Sweet potato
The sweet potato plant grows as a flowering vine with a large tuberous root. The root varies in color, ranging from white to orange to red to purple. Originally domesticated in South America, Polynesians spread it across the Pacific Islands. Most adapted to historically tropical regions of North and South America, humans of the Fourth and Fifth World spread it further and further from the equator as the globe warmed. It flourishes all around the world, but rarely flowers in places that get less than 11 hours of sunlight.
#Human relations
People of the Fifth World enjoy the sweet potato tuber cooked in a wide variety of different ways: roasted, mashed, fried, and often mixed with a sweetener (such as honey) for a dessert. People also enjoy the young leaves and shoots as a nutritious vegetable.
People in South America often use red sweet potatoes and lime juice to dye cloth.
#Specialization
A community that specializes in relationship with sweet potatoes will invariably tend towards horticulture, and therefore live in settled villages at least part of the year. Often these communities practice swidden cultivation, growing different guilds of plants at different stages and moving around the jungle in a regular cycle. They likely grow sweet potatoes in traditional "banana circles" with banana, cassava, lemongrass, and taro.
A community specializing in relationship with sweet potatoes may have developed that relationship in response to the Rusting Age. During that time, warlords rose up in many places to fill the niche left empty by fallen states. A local warlord may have demanded tribute from this community and the others around it. In response, this community may have determined that growing tubers, rather than wheat or corn, could provide calories that the warlord’s tax collectors couldn’t see or collect as effectively. Long after a changing climate forced this community to practice more horticulture and less intensive agriculture, they may fondly remember how the sweet potato helped them hide their food stores from the warlord until his empire, too, collapsed.
A community specializing in relationship with sweet potatoes may trace its ancestry to the Pacific Islanders who originally domesticated and spread the tuber. Or they may trace descent from sweet potato-loving people who once lived in the American Southeast. During collapse, as a result of climate change, the American Southeast and many small islands in the Pacific flooded, scattering these places' inhabitants across the world. They may still tell stories of how their ancestors fled the floods, taking care to bring sweet potatoes with them to plant in their new homes.
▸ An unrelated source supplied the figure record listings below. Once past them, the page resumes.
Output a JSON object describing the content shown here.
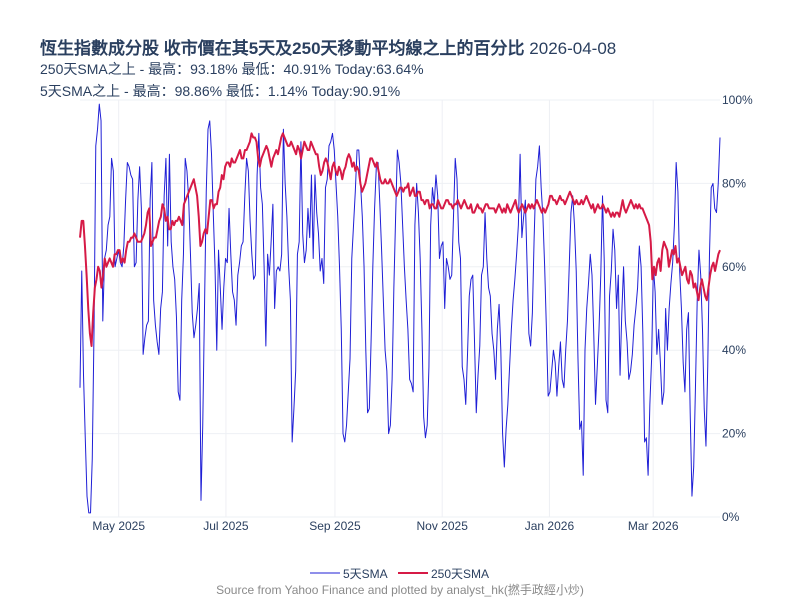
{
  "header": {
    "title_main": "恆生指數成分股 收市價在其5天及250天移動平均線之上的百分比",
    "title_date": "2026-04-08",
    "subtitle_250": "250天SMA之上 - 最高：93.18%  最低：40.91% Today:63.64%",
    "subtitle_5": "5天SMA之上 - 最高：98.86%  最低：1.14% Today:90.91%"
  },
  "source": "Source from Yahoo Finance and plotted by analyst_hk(撚手政經小炒)",
  "colors": {
    "sma5": "#1f1fd6",
    "sma250": "#d61a46",
    "grid": "#eef0f4",
    "text": "#2a3f5f"
  },
  "chart_data": {
    "type": "line",
    "x_start": "2025-04-09",
    "x_end": "2026-04-08",
    "xtick_labels": [
      "May 2025",
      "Jul 2025",
      "Sep 2025",
      "Nov 2025",
      "Jan 2026",
      "Mar 2026"
    ],
    "xtick_dates": [
      "2025-05-01",
      "2025-07-01",
      "2025-09-01",
      "2025-11-01",
      "2026-01-01",
      "2026-03-01"
    ],
    "ytick_labels": [
      "0%",
      "20%",
      "40%",
      "60%",
      "80%",
      "100%"
    ],
    "yticks": [
      0,
      20,
      40,
      60,
      80,
      100
    ],
    "ylim": [
      0,
      100
    ],
    "y_axis_side": "right",
    "legend_position": "bottom-center",
    "series": [
      {
        "name": "5天SMA",
        "color": "#1f1fd6",
        "values": [
          31,
          59,
          34,
          19,
          5,
          1,
          1,
          14,
          45,
          89,
          93,
          99,
          95,
          47,
          62,
          64,
          70,
          72,
          86,
          83,
          60,
          62,
          64,
          61,
          60,
          65,
          76,
          85,
          84,
          82,
          81,
          60,
          61,
          76,
          84,
          74,
          39,
          43,
          46,
          47,
          76,
          85,
          52,
          46,
          42,
          39,
          50,
          54,
          77,
          86,
          65,
          87,
          66,
          60,
          57,
          48,
          30,
          28,
          52,
          63,
          86,
          83,
          76,
          63,
          49,
          43,
          46,
          50,
          56,
          4,
          22,
          50,
          78,
          93,
          95,
          87,
          73,
          60,
          40,
          64,
          55,
          45,
          55,
          62,
          61,
          74,
          63,
          54,
          52,
          46,
          58,
          61,
          65,
          66,
          77,
          86,
          83,
          71,
          63,
          57,
          58,
          82,
          92,
          79,
          75,
          60,
          41,
          63,
          58,
          66,
          75,
          50,
          59,
          60,
          59,
          63,
          93,
          80,
          72,
          60,
          52,
          18,
          26,
          35,
          63,
          66,
          90,
          68,
          61,
          64,
          74,
          67,
          82,
          62,
          82,
          73,
          68,
          59,
          62,
          56,
          79,
          81,
          89,
          90,
          92,
          88,
          80,
          72,
          60,
          45,
          20,
          18,
          22,
          30,
          38,
          62,
          70,
          78,
          88,
          88,
          80,
          72,
          60,
          40,
          25,
          26,
          42,
          60,
          74,
          84,
          85,
          75,
          64,
          52,
          40,
          35,
          20,
          22,
          33,
          55,
          72,
          88,
          85,
          80,
          70,
          60,
          52,
          45,
          33,
          32,
          30,
          70,
          80,
          73,
          62,
          45,
          24,
          19,
          22,
          36,
          70,
          79,
          75,
          82,
          77,
          62,
          65,
          66,
          50,
          62,
          60,
          57,
          58,
          72,
          86,
          81,
          66,
          62,
          36,
          33,
          27,
          39,
          53,
          57,
          58,
          42,
          25,
          34,
          41,
          58,
          60,
          73,
          62,
          55,
          53,
          44,
          40,
          33,
          45,
          51,
          40,
          20,
          12,
          21,
          27,
          36,
          45,
          52,
          57,
          63,
          70,
          87,
          67,
          72,
          76,
          60,
          44,
          41,
          49,
          67,
          81,
          84,
          89,
          79,
          72,
          60,
          45,
          29,
          30,
          35,
          40,
          37,
          29,
          36,
          42,
          33,
          31,
          40,
          47,
          60,
          73,
          77,
          70,
          59,
          38,
          21,
          23,
          10,
          40,
          50,
          56,
          63,
          58,
          44,
          27,
          36,
          45,
          58,
          77,
          61,
          28,
          25,
          53,
          59,
          69,
          64,
          50,
          58,
          34,
          49,
          60,
          47,
          42,
          33,
          35,
          39,
          46,
          50,
          55,
          65,
          60,
          44,
          18,
          19,
          10,
          27,
          38,
          60,
          54,
          39,
          45,
          37,
          27,
          30,
          50,
          40,
          50,
          56,
          61,
          70,
          85,
          78,
          59,
          50,
          37,
          30,
          45,
          49,
          25,
          5,
          12,
          31,
          52,
          64,
          58,
          45,
          26,
          17,
          36,
          63,
          79,
          80,
          74,
          73,
          80,
          91
        ]
      },
      {
        "name": "250天SMA",
        "color": "#d61a46",
        "values": [
          67,
          71,
          71,
          65,
          58,
          50,
          44,
          41,
          49,
          55,
          57,
          60,
          59,
          55,
          58,
          62,
          60,
          61,
          62,
          61,
          60,
          63,
          63,
          64,
          64,
          61,
          62,
          61,
          64,
          66,
          66,
          67,
          67,
          68,
          67,
          66,
          66,
          66,
          67,
          68,
          70,
          73,
          74,
          65,
          66,
          67,
          67,
          69,
          71,
          72,
          75,
          74,
          71,
          72,
          69,
          69,
          71,
          70,
          71,
          71,
          72,
          71,
          70,
          75,
          76,
          77,
          78,
          79,
          80,
          81,
          79,
          77,
          72,
          65,
          66,
          68,
          69,
          68,
          72,
          76,
          76,
          74,
          75,
          75,
          78,
          79,
          82,
          81,
          84,
          85,
          85,
          84,
          86,
          85,
          85,
          86,
          87,
          88,
          86,
          86,
          88,
          88,
          89,
          90,
          92,
          91,
          91,
          90,
          86,
          84,
          86,
          87,
          88,
          89,
          88,
          86,
          84,
          86,
          87,
          88,
          87,
          89,
          91,
          92,
          91,
          90,
          89,
          89,
          90,
          89,
          88,
          87,
          89,
          88,
          86,
          88,
          90,
          89,
          88,
          88,
          90,
          89,
          88,
          87,
          87,
          84,
          82,
          83,
          85,
          86,
          85,
          83,
          81,
          84,
          85,
          83,
          82,
          84,
          83,
          81,
          83,
          84,
          86,
          87,
          86,
          84,
          85,
          83,
          84,
          83,
          80,
          78,
          79,
          80,
          82,
          84,
          86,
          86,
          85,
          84,
          85,
          83,
          81,
          80,
          80,
          81,
          80,
          80,
          81,
          80,
          79,
          78,
          77,
          78,
          79,
          79,
          78,
          79,
          79,
          80,
          77,
          78,
          79,
          77,
          77,
          78,
          78,
          76,
          76,
          75,
          76,
          76,
          74,
          75,
          75,
          74,
          74,
          76,
          75,
          74,
          74,
          75,
          76,
          76,
          75,
          75,
          74,
          75,
          75,
          76,
          75,
          74,
          75,
          76,
          75,
          74,
          74,
          75,
          73,
          73,
          74,
          75,
          74,
          74,
          73,
          74,
          75,
          75,
          74,
          74,
          74,
          74,
          73,
          74,
          75,
          74,
          73,
          74,
          73,
          75,
          74,
          73,
          74,
          75,
          76,
          74,
          73,
          74,
          75,
          74,
          73,
          74,
          75,
          74,
          75,
          74,
          75,
          76,
          75,
          74,
          73,
          74,
          73,
          74,
          75,
          77,
          77,
          76,
          76,
          75,
          76,
          77,
          76,
          76,
          75,
          76,
          77,
          78,
          77,
          76,
          75,
          76,
          75,
          75,
          76,
          75,
          76,
          77,
          76,
          75,
          74,
          75,
          73,
          74,
          75,
          74,
          74,
          75,
          74,
          73,
          74,
          73,
          72,
          73,
          72,
          73,
          73,
          72,
          74,
          76,
          74,
          73,
          74,
          75,
          76,
          75,
          74,
          75,
          74,
          75,
          74,
          74,
          73,
          72,
          71,
          70,
          66,
          57,
          60,
          58,
          61,
          62,
          59,
          64,
          66,
          65,
          64,
          60,
          62,
          64,
          63,
          65,
          61,
          62,
          60,
          58,
          59,
          60,
          57,
          56,
          59,
          58,
          55,
          56,
          54,
          52,
          55,
          57,
          55,
          53,
          52,
          55,
          58,
          60,
          61,
          59,
          61,
          63,
          64
        ]
      }
    ]
  }
}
The sweet potato, as a staple that could adapt to less-than-ideal soil and that kept their ancestors alive in difficult times, will likely hold great importance to them.
Whether or not they descend from the seafaring Polynesians who initially spread the sweet potato across the Pacific, a community specializing in relationship with sweet potatoes may take to the sea as much as they did -- and will likely find the tuber useful to take with them when they do. Able to keep well and high in nutrients, sweet potatoes help stave off scurvy for those people of the Fifth World who sail the open ocean. Such communities invariably trade different varieties of sweet potato with the people they meet on their travels, keeping their local stock of sweet potatoes genetically diverse.